Ron Wahula, City of Oaks Marathon race director and director of the Raleigh Galloway marathon program, complimented Cockman from his booth at the Rock n Roll Marathon Expo last weekend.

“What Dave is doing is amazingly difficult. To be out on the roads unsupported and alone,” Wahula said. “This is the farthest he’s ever run before, and he’s pushing himself into unknown territory.”

Tracking his progress

Cockman is a senior systems engineer with Itron, a company that makes utility meters. He uses vacation time for his running. His company also offers 32 hours a year for employees to use toward charitable causes, and he’s tapped into those hours for his cross-state run.

Cockman’s intensity in the workplace matches his zeal for running, said his boss, Randy Owen.

“It has been a lot of fun for our department to live vicariously through Dave’s exploits,” Owen said. “We have been impressed and motivated by his dedication to reach his goals while at the same time being an exemplary employee in the office.”

Cockman doesn’t know exactly how much weight has melted off his 167-pound frame, but he estimates he’s at least 15 pounds lighter than he was when he started his run.

Hot dog stop

Near Apex last week, several of Cockman’s running buddies joined him for a few miles. They dropped into Local Bar, a tiny watering hole alongside the highway, where Cockman caught up with friends and a co-worker who stopped by hoping to see him. Another friend showed up with a cooler full of hotdogs. Cockman sat for a spell, resting his legs as he washed down a couple of hot dogs with a cold beer before getting up and continuing on his way toward Raleigh, his overnight stop.
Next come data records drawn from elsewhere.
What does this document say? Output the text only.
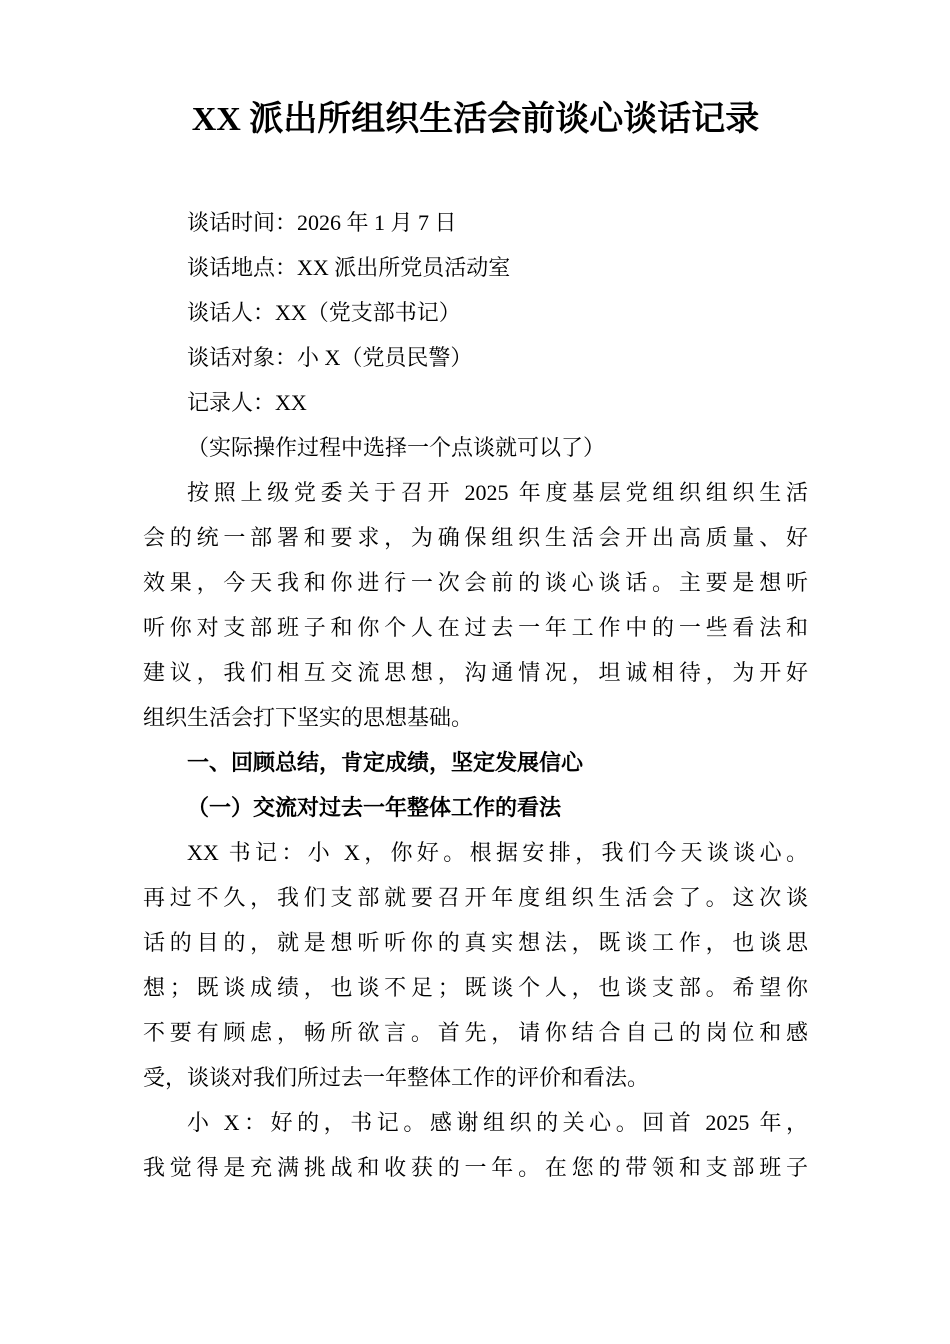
XX 派出所组织生活会前谈心谈话记录
谈话时间：2026 年 1 月 7 日
谈话地点：XX 派出所党员活动室
谈话人：XX（党支部书记）
谈话对象：小 X（党员民警）
记录人：XX
（实际操作过程中选择一个点谈就可以了）
按照上级党委关于召开 2025 年度基层党组织组织生活
会的统一部署和要求，为确保组织生活会开出高质量、好
效果，今天我和你进行一次会前的谈心谈话。主要是想听
听你对支部班子和你个人在过去一年工作中的一些看法和
建议，我们相互交流思想，沟通情况，坦诚相待，为开好
组织生活会打下坚实的思想基础。
一、回顾总结，肯定成绩，坚定发展信心
（一）交流对过去一年整体工作的看法
XX 书记：小 X，你好。根据安排，我们今天谈谈心。
再过不久，我们支部就要召开年度组织生活会了。这次谈
话的目的，就是想听听你的真实想法，既谈工作，也谈思
想；既谈成绩，也谈不足；既谈个人，也谈支部。希望你
不要有顾虑，畅所欲言。首先，请你结合自己的岗位和感
受，谈谈对我们所过去一年整体工作的评价和看法。
小 X：好的，书记。感谢组织的关心。回首 2025 年，
我觉得是充满挑战和收获的一年。在您的带领和支部班子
Along the way, friends joined him, first one then two, and he collected runners as he cruised up Chatham Street through Cary, and onto Hillsborough Street in Raleigh, where he and his team, now up to nine, stopped at Snoopy’s. He ate three more hot dogs, drank a cup of sweet tea and signed his autograph for the servers.

It was almost midnight when the group headed to the Holiday Inn, where Cockman would rest for the night.

On Tuesday morning, two dozen runners mingled with the early-morning business crowd at Big Ed’s in City Market to have breakfast with Cockman before sending him off to complete his final 200 miles.

Then with a new team of companions to keep him company for a few blocks, he set off on New Bern Avenue toward Rocky Mount, pressing onward toward the sea.